En un billar de San Cosme, en lo que se llamaba Distrito Federal, con mesas y tacos impecables, en el que “juegan profesionales”, quizá algún billarista, algún empleado, algún ocioso se percatará de que un hombre afable, generoso, apuesto, que incitaba a la amistad, a querer ser su amigo, que no pasaba inadvertido aunque era discreto, que no renunciaba al sentido del humor a pesar de que se enojaba cuando perdía, ya no frecuenta ese lugar para él querido. Quizá ese billarista, ese empleado, ese ocioso posibles ignoren que compartía la pasión por el billar con Mozart y Villa-Lobos, que solía jugar con un pianista que no deja de descubrir sutilezas en partituras, que era compositor y también le fascinaba un juego que cuando ocurre como un “juego perfecto” es porque los jugadores, sobre todo uno de ellos, han logrado que no suceda nada: el beisbol. Ese hombre era Mario Lavista, que, como lo ha propagado la prensa, terminó su jornada terrestre la mañana del jueves 4 de noviembre.

Como John Cage, sabía que “la vanguardia no se ha terminado. Siempre habrá una. La vanguardia es flexibilidad de mente y sigue, como el día a la noche, de no caer presa del gobierno y la educación. Sin la vanguardia no se inventaría nada”. Pero Mario Lavista comprendía asimismo que “el ejercicio de la interpretación debe estar asentado en el presente, ya que es una actividad que rehace el pasado musical presentándolo como un territorio para ser escuchado y habitado como algo vivo. En este sentido, la tradición se transforma de manera constante: somos nosotros quienes la moldeamos y la reinventamos”. Mario Lavista no dejó de crearse una tradición íntima en la que convergen el Ars Nova y Anton Webern, Guillaume de Machaut y Cage, Monteverdi y Sor Juana Inés de la Cruz, Debussy y Villaurrutia, Manet y la música tradicional japonesa, Cernuda y el sonido que puede producirse con copas de cristal, Tamayo y György Ligeti. Esa tradición que conformó lo condujo de forma natural a invenciones musicales personales en las que se identificaba.

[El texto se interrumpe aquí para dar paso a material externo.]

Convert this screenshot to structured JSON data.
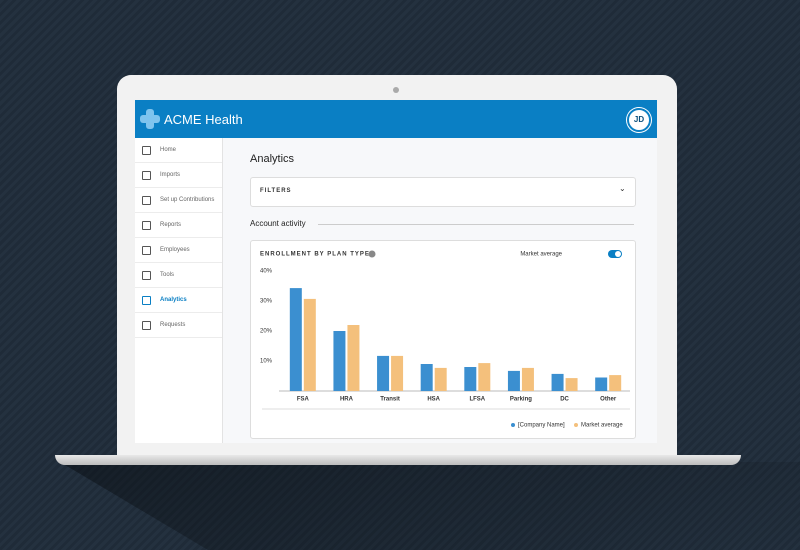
{
  "app": {
    "brand": "ACME Health",
    "avatar": "JD"
  },
  "nav": [
    "Home",
    "Imports",
    "Set up Contributions",
    "Reports",
    "Employees",
    "Tools",
    "Analytics",
    "Requests"
  ],
  "active_nav": 6,
  "page_title": "Analytics",
  "filters": "FILTERS",
  "section": "Account activity",
  "chart_data": {
    "type": "bar",
    "title": "ENROLLMENT BY PLAN TYPE",
    "toggle_label": "Market average",
    "categories": [
      "FSA",
      "HRA",
      "Transit",
      "HSA",
      "LFSA",
      "Parking",
      "DC",
      "Other"
    ],
    "series": [
      {
        "name": "[Company Name]",
        "color": "#3b8fd0",
        "values": [
          34.3,
          20,
          11.7,
          9,
          8,
          6.7,
          5.7,
          4.5
        ]
      },
      {
        "name": "Market average",
        "color": "#f4c07c",
        "values": [
          30.7,
          22,
          11.7,
          7.7,
          9.3,
          7.7,
          4.3,
          5.3
        ]
      }
    ],
    "ylim": [
      0,
      40
    ],
    "yticks": [
      {
        "value": 10,
        "label": "10%"
      },
      {
        "value": 20,
        "label": "20%"
      },
      {
        "value": 30,
        "label": "30%"
      },
      {
        "value": 40,
        "label": "40%"
      }
    ]
  }
}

No por azar, Mario Lavista escribía música religiosa. No se trata de la práctica de lo que no puede reducirse a un género. Como María Zambrano comprendía que el hombre es un animal sagrado. Afirmaba que “Dios habla en latín” y en su versión de un salmo, de la misa, del Requiem preservó esa certeza. La experiencia religiosa que cultivaba sin ostentaciones, como la de Simone Weil, no requería de la burocracia ni la cortesanía eclesiásticas. Consideraba que “de la misma manera en que la geometría de un templo ha sido concebida con base en proporciones adecuadas para crear un espacio arquitectónico sagrado, la música religiosa es aquella que traza con exactitud un espacio sonoro sagrado”. Como Álvaro Mutis creía que “la música es la más alta forma de oración” y sostenía que “hay una narración sonora inserta en un ámbito religioso que hunde sus raíces en la gran tradición occidental de música polifónica, hoy, por desgracia, no lo suficientemente frecuentada. En consecuencia, anima una suerte de fe y de creencia en una vida después de la muerte de orden estrictamente espiritual”.